Here is the link.
These things usually are lively if not raucous. What team doesn't get a little sideways on the flight home after a big road win? Yet there were the California Bears almost two weeks ago, more than 70 players and coaches barely speaking on the plane after winning college football's best game of the season, at Oregon. "A lot of tired bodies," says Cal coach Jeff Tedford. And a lot of focused ones, too. Five games into its season, it's clear this Cal team is special. This Cal team is the best in Tedford's six seasons in Berkeley.
This Cal team can win it all. You want an omen? I've got an omen, and it couldn't be more perfect. There are few straight shooters left in college football. You know, coaches who say what they mean and, for the love of God, don't twist and tie it all into coachspeak. No-frills Tedford is one of them.
Last week, Tedford was talking about the future. About how this team is different than all the others he has coached. About how the talent and the schedule and the unique senior leadership and those confounding BCS numbers may just align and add up to ... And then it happened. "I probably don't know enough about (the BCS)," Tedford says. "We have to play every week and whatever happens, happens." There you have it, everyone. Proof positive that this could be the year everything falls into place -- the year the team that was the laughingstock of the Pac-10 earlier this decade brings it all home. How else do you explain Tedford suddenly morphing into Lou Holtz and Vince Dooley and every other "take it week by week" sound bite?
This much we know: As long as the Bears keep Winning -- including one over You Know Who on November 10 -- they'll be playing for the national title. It's just that simple. When you're No. 2 in a two-team race, it's kind of hard to screw it up. "Of course," says Cal quarterback Nate Longshore, "we know what's out there for us." But that doesn't mean Tedford has to embrace it. As good as the Bears have been under Tedford, they have a nagging problem of losing games they shouldn't. From Air Force in Year 1 (2002) to Arizona last season -- and a few in between -- Cal hasn't dealt well with success. In 2004, the Bears were a play away -- a slip on a route by wideout Jonathan Makonnen -- from winning at USC in the closing minute. That Tro- jans team was merely the best in college football over the last decade, and the Bears' reward for a 10-1 regular season was a BCS bowl snub and a spot in the Holiday Bowl -- where they were thumped by underdog Texas Tech. And that's all anyone remembers of this team since. But here is Cal again, with a No. 2 ranking that is its highest in 55 years. With the best quarterback- tailback-wideout combination in college football -- Longshore, Justin Forsett and DeSean Jackson -- and a rebuilt defense playing better than anyone could've imagined. And with all the recent bad history in tow. Who didn't wince two weeks ago when Longshore hurt his right ankle late in the Oregon game?

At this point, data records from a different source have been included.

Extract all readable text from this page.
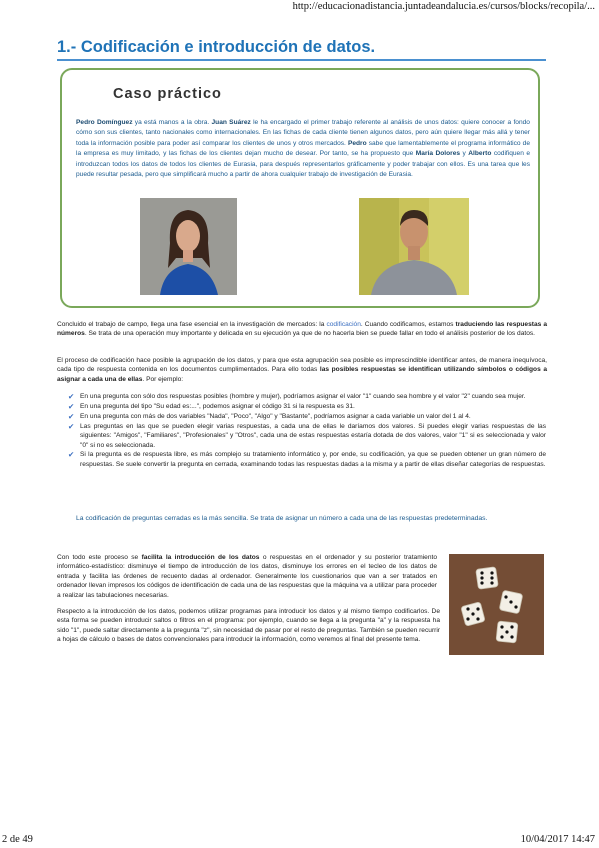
http://educacionadistancia.juntadeandalucia.es/cursos/blocks/recopila/...
1.- Codificación e introducción de datos.
Caso práctico
Pedro Domínguez ya está manos a la obra. Juan Suárez le ha encargado el primer trabajo referente al análisis de unos datos: quiere conocer a fondo cómo son sus clientes, tanto nacionales como internacionales. En las fichas de cada cliente tienen algunos datos, pero aún quiere llegar más allá y tener toda la información posible para poder así comparar los clientes de unos y otros mercados. Pedro sabe que lamentablemente el programa informático de la empresa es muy limitado, y las fichas de los clientes dejan mucho de desear. Por tanto, se ha propuesto que María Dolores y Alberto codifiquen e introduzcan todos los datos de todos los clientes de Eurasia, para después representarlos gráficamente y poder trabajar con ellos. Es una tarea que les puede resultar pesada, pero que simplificará mucho a partir de ahora cualquier trabajo de investigación de Eurasia.
Concluido el trabajo de campo, llega una fase esencial en la investigación de mercados: la codificación. Cuando codificamos, estamos traduciendo las respuestas a números. Se trata de una operación muy importante y delicada en su ejecución ya que de no hacerla bien se puede fallar en todo el análisis posterior de los datos.
El proceso de codificación hace posible la agrupación de los datos, y para que esta agrupación sea posible es imprescindible identificar antes, de manera inequívoca, cada tipo de respuesta contenida en los documentos cumplimentados. Para ello todas las posibles respuestas se identifican utilizando símbolos o códigos a asignar a cada una de ellas. Por ejemplo:
✔ En una pregunta con sólo dos respuestas posibles (hombre y mujer), podríamos asignar el valor "1" cuando sea hombre y el valor "2" cuando sea mujer.
✔ En una pregunta del tipo "Su edad es:...", podemos asignar el código 31 si la respuesta es 31.
✔ En una pregunta con más de dos variables "Nada", "Poco", "Algo" y "Bastante", podríamos asignar a cada variable un valor del 1 al 4.
✔ Las preguntas en las que se pueden elegir varias respuestas, a cada una de ellas le daríamos dos valores. Si puedes elegir varias respuestas de las siguientes: "Amigos", "Familiares", "Profesionales" y "Otros", cada una de estas respuestas estaría dotada de dos valores, valor "1" si es seleccionada y valor "0" si no es seleccionada.
✔ Si la pregunta es de respuesta libre, es más complejo su tratamiento informático y, por ende, su codificación, ya que se pueden obtener un gran número de respuestas. Se suele convertir la pregunta en cerrada, examinando todas las respuestas dadas a la misma y a partir de ellas diseñar categorías de respuestas.
La codificación de preguntas cerradas es la más sencilla. Se trata de asignar un número a cada una de las respuestas predeterminadas.
Con todo este proceso se facilita la introducción de los datos o respuestas en el ordenador y su posterior tratamiento informático-estadístico: disminuye el tiempo de introducción de los datos, disminuye los errores en el tecleo de los datos de entrada y facilita las órdenes de recuento dadas al ordenador. Generalmente los cuestionarios que van a ser tratados en ordenador llevan impresos los códigos de identificación de cada una de las respuestas que la máquina va a utilizar para proceder a realizar las tabulaciones necesarias.
Respecto a la introducción de los datos, podemos utilizar programas para introducir los datos y al mismo tiempo codificarlos. De esta forma se pueden introducir saltos o filtros en el programa: por ejemplo, cuando se llega a la pregunta "a" y la respuesta ha sido "1", puede saltar directamente a la pregunta "z", sin necesidad de pasar por el resto de preguntas. También se pueden recurrir a hojas de cálculo o bases de datos convencionales para introducir la información, como veremos al final del presente tema.
2 de 49	10/04/2017 14:47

Two years ago, a broken fibula ended Longshore's season in the first half of the season opener and sent Cal plummeting back under the radar after its breakthrough season in 2004. As the team boarded the plane two weeks ago, it received the good news: Longshore's ankle injury wasn't a break. He'll be ready for what can only be called a huge game -- really, it is -- this weekend against struggling Oregon State. "I never chose to believe that our team would look ahead a week and overlook an opponent," Tedford says. "I would think we're smarter than that." Especially with so much on the line.